Wednesday, April 30, 2014
Donald Sterling and the right to be wrong
As new sherriffs in town go, NBA Commissioner Adam Silver doesn't exactly cut the same figure as John Wayne or Clint Eastwood, but frontier justice was never so decisively dispensed as it was yesterday when Silver banned LA Clippers owner Donald Sterling for life and fined Sterling 2.5 million dollars. Even in the wild west, the outlaws sometimes got a fair trial or at least the courtesy of a showdown at high noon, but Sterling fell under the "wanted dead or alive" category, and Silver delivered his still-warm carcass posthaste.
The racist recording attributed to Sterling and leaked by TMZ caused an unprecedented mainstream and social media uproar, and little wonder. The voice and comments alleged to be Sterling's depict a despicable and deeply offensive attitude towards minorities in general and specifically African Americans - an attitude more befitting a 19th century slave owner than a franchise owner in a sport dominated by black athletes. Demands for Sterling's immediate and permanent expulsion from the NBA were pretty much universal, and Silver delivered Sterling's head on a platter.
But justice and the law don't always intersect. While there are laws against discrimination in America, there's no law against being a bigot. Free speech trumps hate speech. Even if Sterling made hateful comments, his right to do so is protected by the U.S. Constitution. The methods used by an opportunistic gold digger 50 years his junior to set him up were also suspect and outside the bounds of common decency, if not unlawful.

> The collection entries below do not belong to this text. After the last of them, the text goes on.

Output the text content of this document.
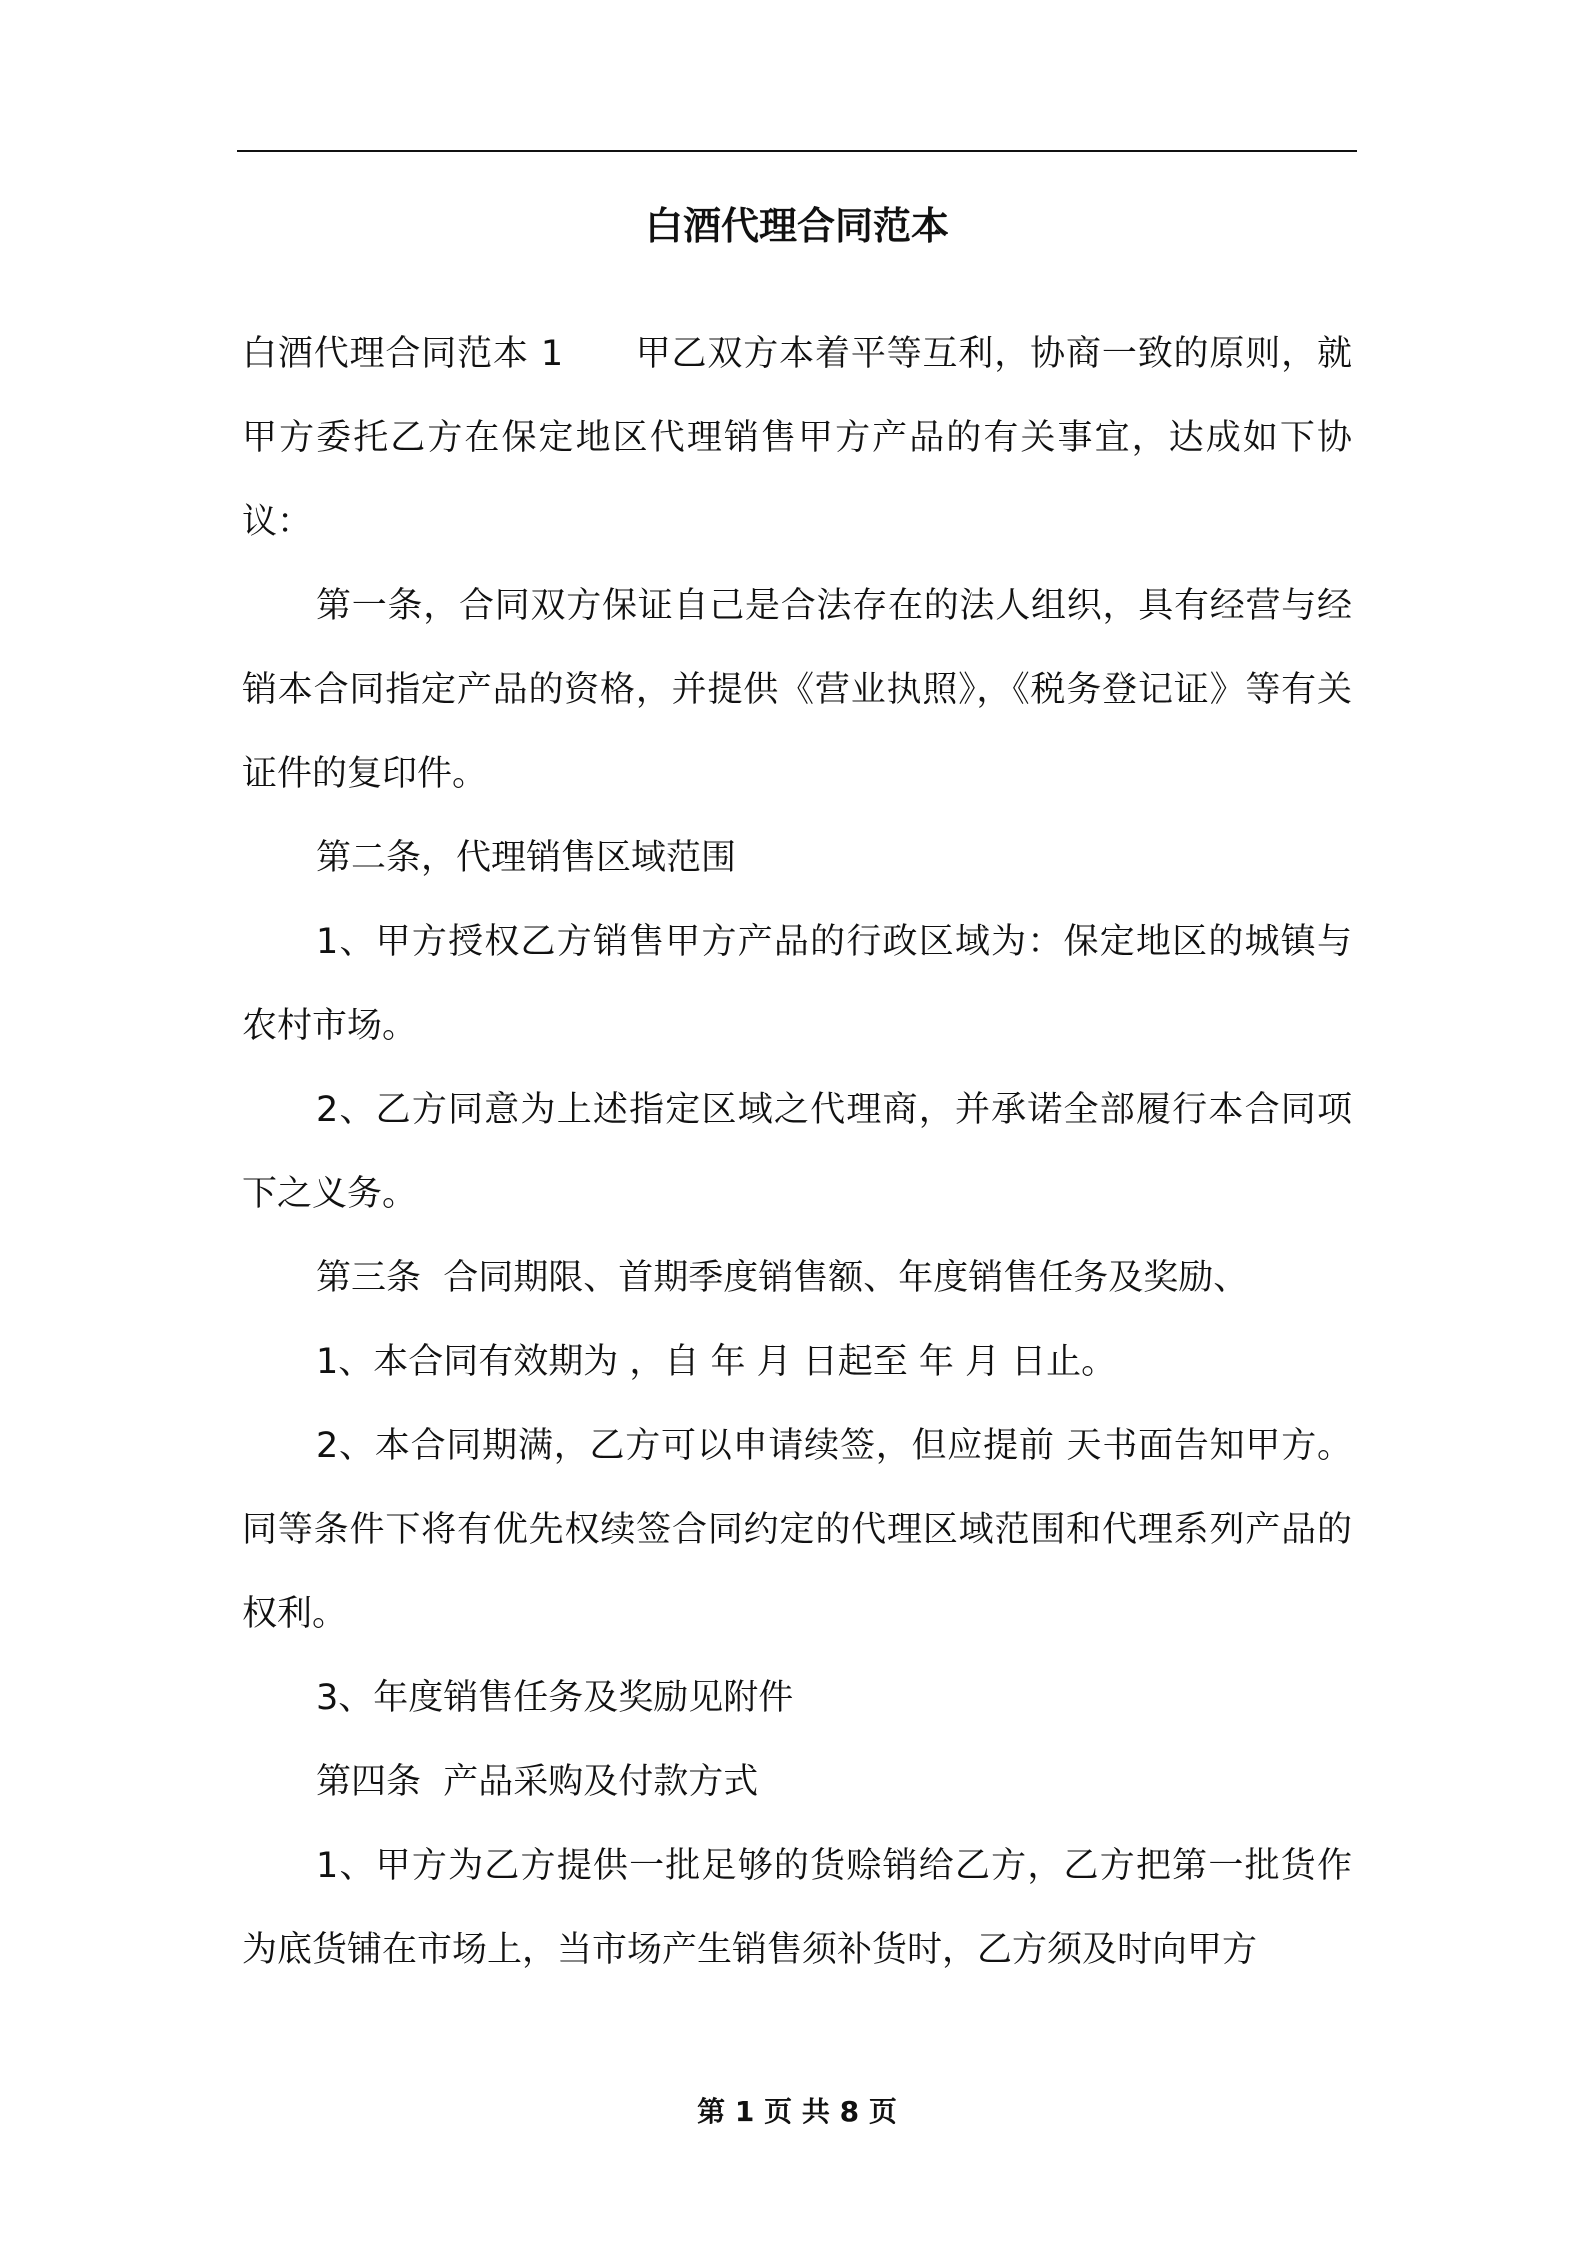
白酒代理合同范本

白酒代理合同范本 1　　甲乙双方本着平等互利，协商一致的原则，就甲方委托乙方在保定地区代理销售甲方产品的有关事宜，达成如下协议：

第一条，合同双方保证自己是合法存在的法人组织，具有经营与经销本合同指定产品的资格，并提供《营业执照》，《税务登记证》等有关证件的复印件。

第二条，代理销售区域范围

1、甲方授权乙方销售甲方产品的行政区域为：保定地区的城镇与农村市场。

2、乙方同意为上述指定区域之代理商，并承诺全部履行本合同项下之义务。

第三条  合同期限、首期季度销售额、年度销售任务及奖励、

1、本合同有效期为 ，自 年 月 日起至 年 月 日止。

2、本合同期满，乙方可以申请续签，但应提前 天书面告知甲方。同等条件下将有优先权续签合同约定的代理区域范围和代理系列产品的权利。

3、年度销售任务及奖励见附件

第四条  产品采购及付款方式

1、甲方为乙方提供一批足够的货赊销给乙方，乙方把第一批货作为底货铺在市场上，当市场产生销售须补货时，乙方须及时向甲方

第 1 页 共 8 页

The are several lessons to be learned here, and that you can't be racist without risking serious consequences is only one of them. We've also learned that there's currency in baiting someone in what they believe is a private conversation, that the internet paparazzi has been embraced as a go-to source for credible news, and that social media wields a disproportionately powerful influence on society's decision-makers. NBA Hall of Famer Kareem Abdul Jabaar says it here with greater authority and credibility than I could ever muster.
There's no excuse for what Donald Sterling said, and he got what was coming to him. But woe betide us all when entrapment, mob mentality and summary justice become acceptable substitutes for due process. The best weapon to use against someone like Sterling is the one that's most readily available: shame. It doesn't rob him of his riches or make him any less despicable, but the one punishment Sterling can't escape is that he has to live with himself.